L’OMS se prépare à réduire son budget après le retrait des États-Unis
Dans la foulée de la décision du président américain Donald Trump de retirer États-Unis de l’Organisation mondiale de la santé (OMS), celle-ci a proposé un plan de réduction de son budget, mais les pays membres ne sont pas tous d’accord.
Dans la foulée de la décision du président américain Donald Trump de retirer États-Unis de l’Organisation mondiale de la santé (OMS), celle-ci a proposé un plan de réduction de son budget, mais les pays membres ne sont pas tous d’accord.
Le Conseil exécutif se réunit jusqu’au 11 février pour discuter du financement et de l’efficacité de l’OMS, de la préparation aux pandémies, de la couverture sanitaire universelle, ainsi que de nombreuses autres questions.
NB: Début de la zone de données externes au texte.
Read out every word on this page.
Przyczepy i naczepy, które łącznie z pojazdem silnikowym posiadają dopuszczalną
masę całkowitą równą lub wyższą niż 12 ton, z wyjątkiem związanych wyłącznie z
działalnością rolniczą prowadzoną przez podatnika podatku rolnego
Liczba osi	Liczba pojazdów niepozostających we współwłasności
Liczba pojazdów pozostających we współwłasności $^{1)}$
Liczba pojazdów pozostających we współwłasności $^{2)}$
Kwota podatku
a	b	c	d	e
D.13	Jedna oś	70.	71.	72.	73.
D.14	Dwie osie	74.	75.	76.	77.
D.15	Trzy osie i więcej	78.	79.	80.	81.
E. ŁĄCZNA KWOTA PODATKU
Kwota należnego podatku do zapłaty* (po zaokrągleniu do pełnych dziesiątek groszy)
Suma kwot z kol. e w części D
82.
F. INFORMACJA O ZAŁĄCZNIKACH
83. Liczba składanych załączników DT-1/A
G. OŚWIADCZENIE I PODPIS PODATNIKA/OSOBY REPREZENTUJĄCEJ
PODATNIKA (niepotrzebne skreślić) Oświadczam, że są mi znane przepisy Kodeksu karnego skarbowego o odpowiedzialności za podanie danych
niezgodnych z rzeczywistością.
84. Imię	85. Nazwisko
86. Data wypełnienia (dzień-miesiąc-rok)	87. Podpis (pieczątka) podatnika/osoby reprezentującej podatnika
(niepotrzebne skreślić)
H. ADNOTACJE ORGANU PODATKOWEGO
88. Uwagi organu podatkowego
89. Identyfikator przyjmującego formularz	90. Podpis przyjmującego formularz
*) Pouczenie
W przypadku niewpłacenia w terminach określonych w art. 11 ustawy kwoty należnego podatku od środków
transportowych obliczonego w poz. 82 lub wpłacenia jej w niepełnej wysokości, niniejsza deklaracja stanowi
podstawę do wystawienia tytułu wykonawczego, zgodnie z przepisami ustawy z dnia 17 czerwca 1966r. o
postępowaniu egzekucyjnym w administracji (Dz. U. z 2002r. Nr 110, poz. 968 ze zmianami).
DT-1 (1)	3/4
Dans un rapport au Conseil exécutif de l’OMS publié ce lundi matin, le comité budgétaire de l’organisation a recommandé de réduire le financement des activités opérationnelles en 2026-27 à 4,9 milliards de dollars, loin de l’augmentation à 7,4 milliards de dollars qui avait été proposée vendredi dernier.
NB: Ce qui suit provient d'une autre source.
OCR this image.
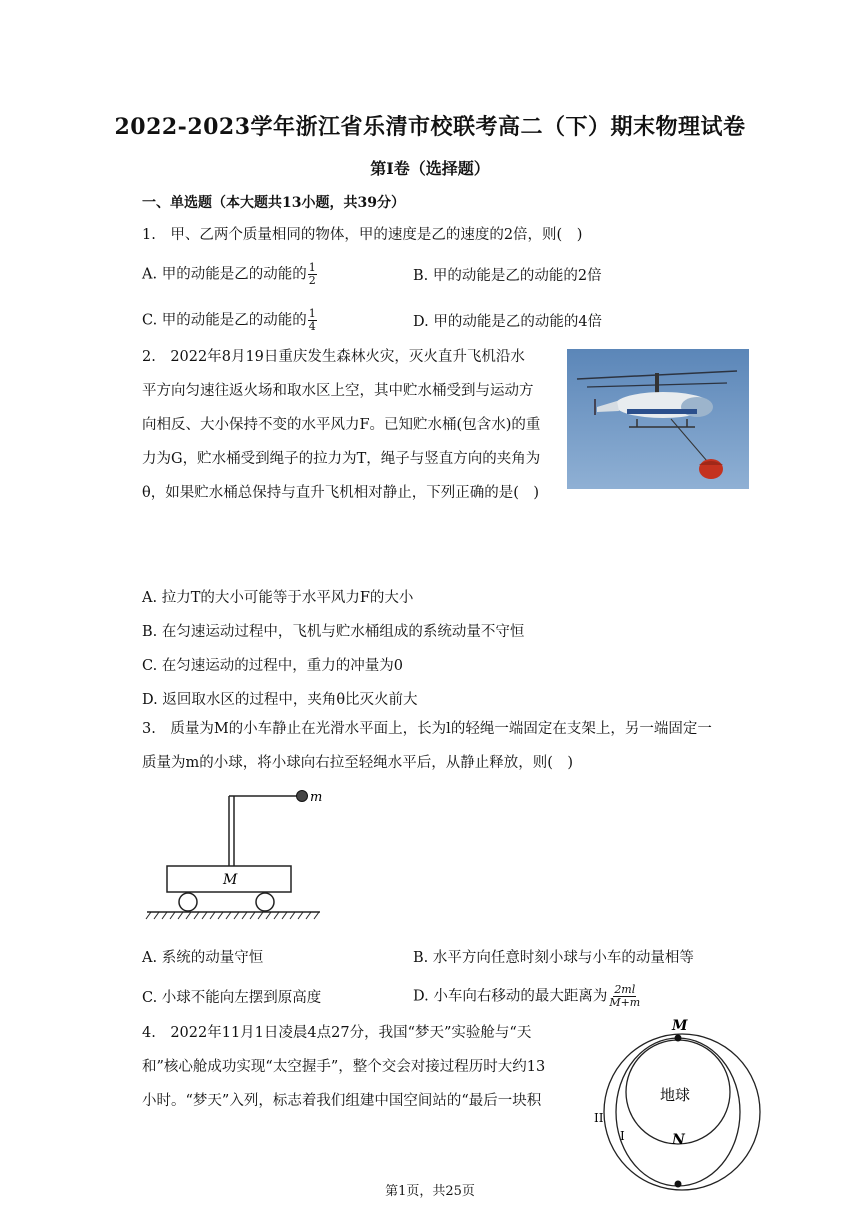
2022-2023学年浙江省乐清市校联考高二（下）期末物理试卷
第I卷（选择题）
一、单选题（本大题共13小题，共39分）
1.　甲、乙两个质量相同的物体，甲的速度是乙的速度的2倍，则(　)
A. 甲的动能是乙的动能的 $\frac{1}{2}$	B. 甲的动能是乙的动能的2倍
C. 甲的动能是乙的动能的 $\frac{1}{4}$	D. 甲的动能是乙的动能的4倍
2.　2022年8月19日重庆发生森林火灾，灭火直升飞机沿水
平方向匀速往返火场和取水区上空，其中贮水桶受到与运动方
向相反、大小保持不变的水平风力F。已知贮水桶(包含水)的重
力为G，贮水桶受到绳子的拉力为T，绳子与竖直方向的夹角为
θ，如果贮水桶总保持与直升飞机相对静止，下列正确的是(　)
A. 拉力T的大小可能等于水平风力F的大小
B. 在匀速运动过程中，飞机与贮水桶组成的系统动量不守恒
C. 在匀速运动的过程中，重力的冲量为0
D. 返回取水区的过程中，夹角θ比灭火前大
3.　质量为M的小车静止在光滑水平面上，长为l的轻绳一端固定在支架上，另一端固定一
质量为m的小球，将小球向右拉至轻绳水平后，从静止释放，则(　)
m
M
A. 系统的动量守恒	B. 水平方向任意时刻小球与小车的动量相等
C. 小球不能向左摆到原高度	D. 小车向右移动的最大距离为 $\frac{2ml}{M+m}$
4.　2022年11月1日凌晨4点27分，我国“梦天”实验舱与“天
和”核心舱成功实现“太空握手”，整个交会对接过程历时大约13
小时。“梦天”入列，标志着我们组建中国空间站的“最后一块积
M
N
地球
I
II
第1页，共25页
Actuellement, les États-Unis sont le principal bailleur de fonds de l’OMS pour la période 2024-25, avec environ 15 % de son budget de 6,83 milliards de dollars (6,52 milliards d’euros). Malgré le retrait annoncé par Donald Trump, tous les pays membres du comité budgétaire n’acceptent pas la défaite.
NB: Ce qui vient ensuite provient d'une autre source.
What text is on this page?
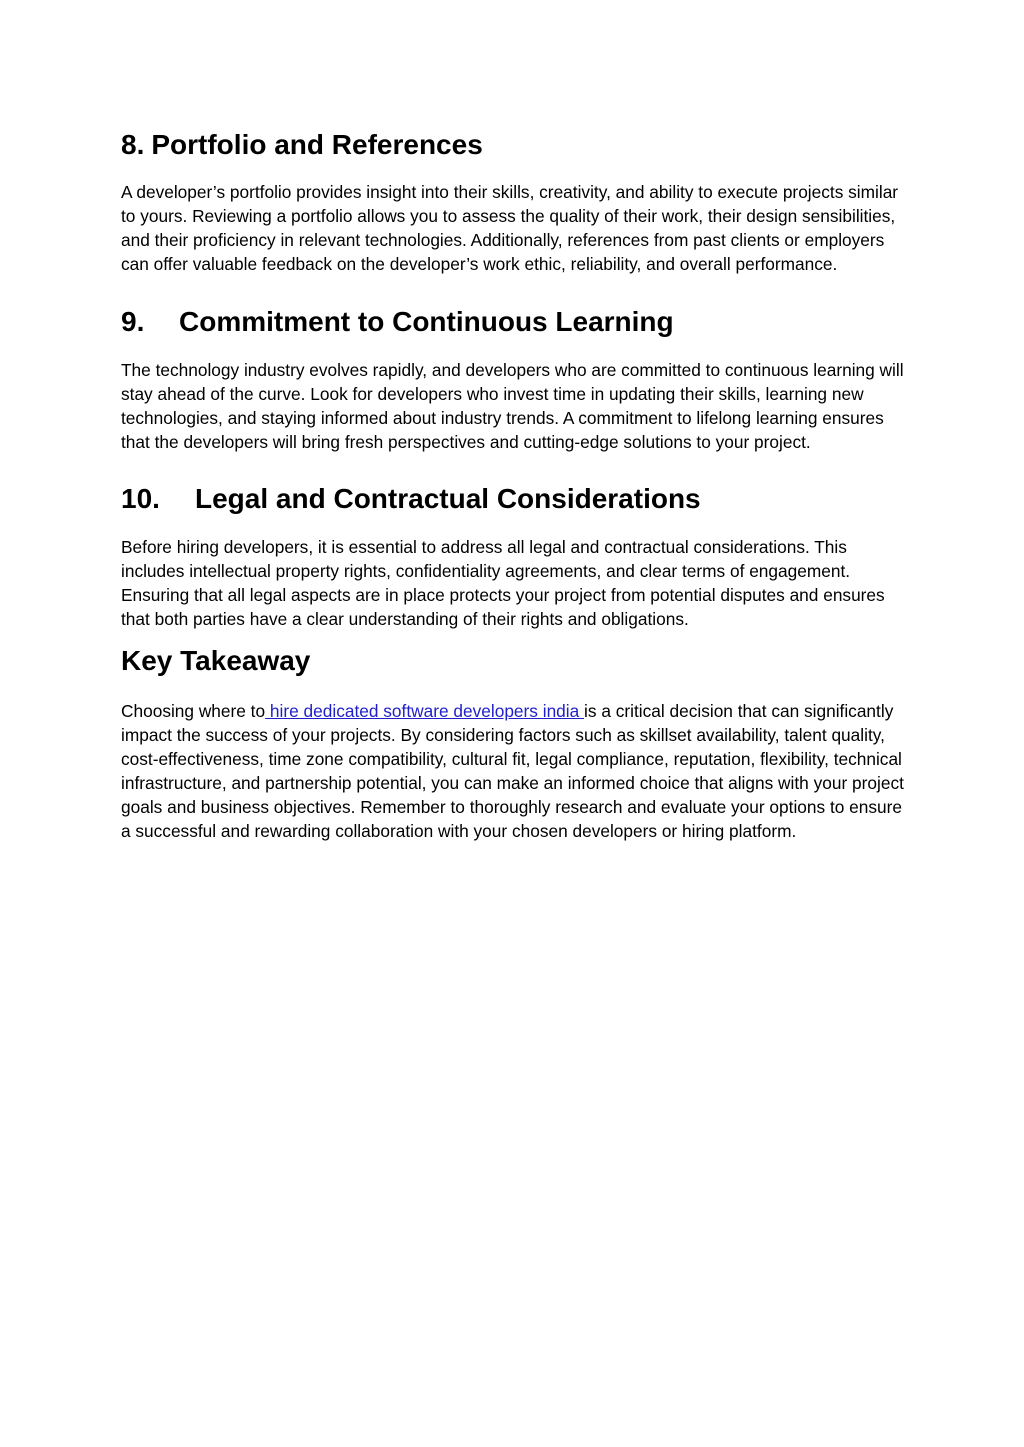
8. Portfolio and References

A developer’s portfolio provides insight into their skills, creativity, and ability to execute projects similar to yours. Reviewing a portfolio allows you to assess the quality of their work, their design sensibilities, and their proficiency in relevant technologies. Additionally, references from past clients or employers can offer valuable feedback on the developer’s work ethic, reliability, and overall performance.

9. Commitment to Continuous Learning

The technology industry evolves rapidly, and developers who are committed to continuous learning will stay ahead of the curve. Look for developers who invest time in updating their skills, learning new technologies, and staying informed about industry trends. A commitment to lifelong learning ensures that the developers will bring fresh perspectives and cutting-edge solutions to your project.

10. Legal and Contractual Considerations

Before hiring developers, it is essential to address all legal and contractual considerations. This includes intellectual property rights, confidentiality agreements, and clear terms of engagement. Ensuring that all legal aspects are in place protects your project from potential disputes and ensures that both parties have a clear understanding of their rights and obligations.

Key Takeaway

Choosing where to hire dedicated software developers india is a critical decision that can significantly impact the success of your projects. By considering factors such as skillset availability, talent quality, cost-effectiveness, time zone compatibility, cultural fit, legal compliance, reputation, flexibility, technical infrastructure, and partnership potential, you can make an informed choice that aligns with your project goals and business objectives. Remember to thoroughly research and evaluate your options to ensure a successful and rewarding collaboration with your chosen developers or hiring platform.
Les responsables diplomatiques des pays donateurs — et généralement à revenu élevé — affirment pouvoir se permettre de faire des économies, tandis que les pays à faible revenu estiment que le déficit de financement laissé par les États-Unis peut être comblé par d’autres sources, selon l’organisme de surveillance Geneva Health Files.
« Avec le départ du plus grand contributeur financier, le budget ne peut pas se dérouler comme d’habitude », a déclaré Jérôme Walcott, président du conseil exécutif et ministre de la Santé de la Barbade, qui a souligné que l’OMS se trouvait dans une « phase difficile ».
« Nous regrettons cette décision », a déclaré le Dr Tedros Adhanom Ghebreyesus, directeur général de l’OMS, ajoutant qu’il espérait que lui et d’autres pays pourraient convaincre Donald Trump de revenir dessus. Il a précisé qu’il faisait tout son possible pour diversifier le financement, mais qu’ils allaient devoir « se serrer la ceinture ».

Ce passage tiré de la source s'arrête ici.